Скоро он должен родиться. Это я точно знаю. Мы с Лешкой точно знаем. Конечно, мы хотим брата. Хотим и любим его заранее, еще до его появления. До его первого писка. Ждем все. Слушаем мамин животик. Каждое движение оттуда — счастье. Мамочка, всегда красивая, похорошела вдруг еще сильнее. Вот сейчас спит, во сне улыбается, хорошее что-то, наверное, снится. Я подошла и осторожно, так, чтобы не разбудить, поцеловала ей руку. Со стула взяла ее кофту, которая сохранила ее неповторимый запах. Легла и уснула с чувством любви и спокойствия.

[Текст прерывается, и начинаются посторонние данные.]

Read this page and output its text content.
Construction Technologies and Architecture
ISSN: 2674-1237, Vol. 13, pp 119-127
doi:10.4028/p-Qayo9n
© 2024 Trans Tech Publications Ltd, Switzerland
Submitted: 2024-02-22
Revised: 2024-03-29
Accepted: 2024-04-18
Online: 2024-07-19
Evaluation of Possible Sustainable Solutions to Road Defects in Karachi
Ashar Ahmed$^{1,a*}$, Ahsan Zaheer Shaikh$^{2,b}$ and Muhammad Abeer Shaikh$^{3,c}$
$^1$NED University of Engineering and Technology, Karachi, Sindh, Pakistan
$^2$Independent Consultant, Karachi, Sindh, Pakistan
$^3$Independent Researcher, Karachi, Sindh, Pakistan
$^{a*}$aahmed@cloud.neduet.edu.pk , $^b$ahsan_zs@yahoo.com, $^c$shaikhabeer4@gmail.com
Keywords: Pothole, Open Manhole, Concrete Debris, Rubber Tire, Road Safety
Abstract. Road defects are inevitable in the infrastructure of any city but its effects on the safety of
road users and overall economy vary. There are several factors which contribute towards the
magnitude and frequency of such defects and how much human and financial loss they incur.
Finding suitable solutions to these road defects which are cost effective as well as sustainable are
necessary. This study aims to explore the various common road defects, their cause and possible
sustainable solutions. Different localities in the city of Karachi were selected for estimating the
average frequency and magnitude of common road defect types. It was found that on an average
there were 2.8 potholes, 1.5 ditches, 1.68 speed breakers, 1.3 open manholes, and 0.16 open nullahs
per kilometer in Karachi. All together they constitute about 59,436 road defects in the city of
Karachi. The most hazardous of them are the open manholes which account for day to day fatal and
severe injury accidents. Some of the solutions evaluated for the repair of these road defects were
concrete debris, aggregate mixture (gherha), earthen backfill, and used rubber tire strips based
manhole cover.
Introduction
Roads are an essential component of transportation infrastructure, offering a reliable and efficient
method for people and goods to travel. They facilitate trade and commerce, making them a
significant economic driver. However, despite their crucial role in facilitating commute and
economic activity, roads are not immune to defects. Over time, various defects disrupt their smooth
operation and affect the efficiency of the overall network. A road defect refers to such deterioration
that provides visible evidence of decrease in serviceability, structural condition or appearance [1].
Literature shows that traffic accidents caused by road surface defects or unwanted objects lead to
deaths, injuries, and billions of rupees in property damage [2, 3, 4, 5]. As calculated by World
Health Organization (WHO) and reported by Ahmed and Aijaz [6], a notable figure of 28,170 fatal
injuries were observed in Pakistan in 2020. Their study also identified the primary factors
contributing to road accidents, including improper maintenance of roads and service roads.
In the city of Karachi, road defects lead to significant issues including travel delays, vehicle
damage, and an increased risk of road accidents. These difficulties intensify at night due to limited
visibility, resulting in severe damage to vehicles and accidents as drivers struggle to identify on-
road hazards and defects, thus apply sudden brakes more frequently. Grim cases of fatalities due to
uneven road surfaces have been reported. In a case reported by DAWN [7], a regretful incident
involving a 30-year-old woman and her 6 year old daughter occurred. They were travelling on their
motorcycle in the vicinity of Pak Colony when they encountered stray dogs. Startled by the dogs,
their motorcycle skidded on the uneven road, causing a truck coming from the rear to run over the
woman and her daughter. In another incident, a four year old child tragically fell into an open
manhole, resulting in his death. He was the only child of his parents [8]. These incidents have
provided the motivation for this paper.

Рано утром нас с Лешкой разбудил взволнованный папин голос: «Милая, вот ботинки, давай ножку, давай я зашнурую, пальто, наверное, надо взять, с собой еще что-то». По-моему, он волнуется больше мамы. Мы одурело смотрим на все происходящее. Наконец мама на прощание целует нас. «Доченька, береги Лешеньку, пока меня не будет. Ты же знаешь, он у нас хоть и вояка, но добрый мальчик и любит тебя очень». Я с тоской понимаю, что осталась за старшую и, пока мамы не будет, я хозяйка. Первое, что мы с Лешкой решаем делать, — это смотреть телевизор. Фильм поразительно напоминает происходящее с нами. Дружная семья: папа, мама, дочка. Мама ждет ребенка, ее везут в роддом. Мы с Лешкой ждем Ђappy End, и тут героиня фильма, мать, в родах умирает, оставляя после себя сына. Впечатлительный Лешка — в рев: «Как же мы теперь будем жить?» Обнимает меня: «Ленка, мне страшно, Ленка». И, всхлипывая: «Мамочка, где же ты мамочка?» Я старшая. Мне нельзя плакать, даже если очень хочется. Так мамочка учила. Начинаю объяснять, что это кино. Не помогает. «Леша, наша-то мама жива». Лешку не переубедишь. Схватился, бедный, за мою майку. Ну если уж Лешка плачет, его ничем не отвлечешь. Выключаю телевизор — никакого эффекта. Лешка все равно плачет. «Лешенька, милый, мама жива, и ребеночек тоже жив, а когда он родится, к нам папа прибежит и скажет. И мы с тобой, Лешка, будем радоваться и любить его очень. Потому что он наш брат, а если мама бы узнала, что ты плачешь, тогда ей плохо бы стало в больнице». Говорю я это Лешке, и он успокаивается потихоньку, понимает, что я его не обманываю. Обнялись мы по-братски. И одновременно умишками своими детскими поняли: что бы ни случилось, мы всегда должны быть вместе и помогать друг другу. Так мы, обнявшись, и сидели. И потихонечку заснули. Проснулась я только вечером. Подошла к окну. За окном снег, темно. Напротив дом, прямо на фасаде водосточная труба, которую мы с Лешкой жутко боялись. Она была похожа на длинного дракона, изо рта которого после дождя текла вода. У дракона были даже глаза. Сейчас он смотрел на меня печальными глазами, наверное, тоже волновался. К счастью, Лешка забыл о своих утренних страхах и уплетал наше любимое лакомство: какао-порошок, смешанный с сахаром. Дракон продолжал на меня смотреть.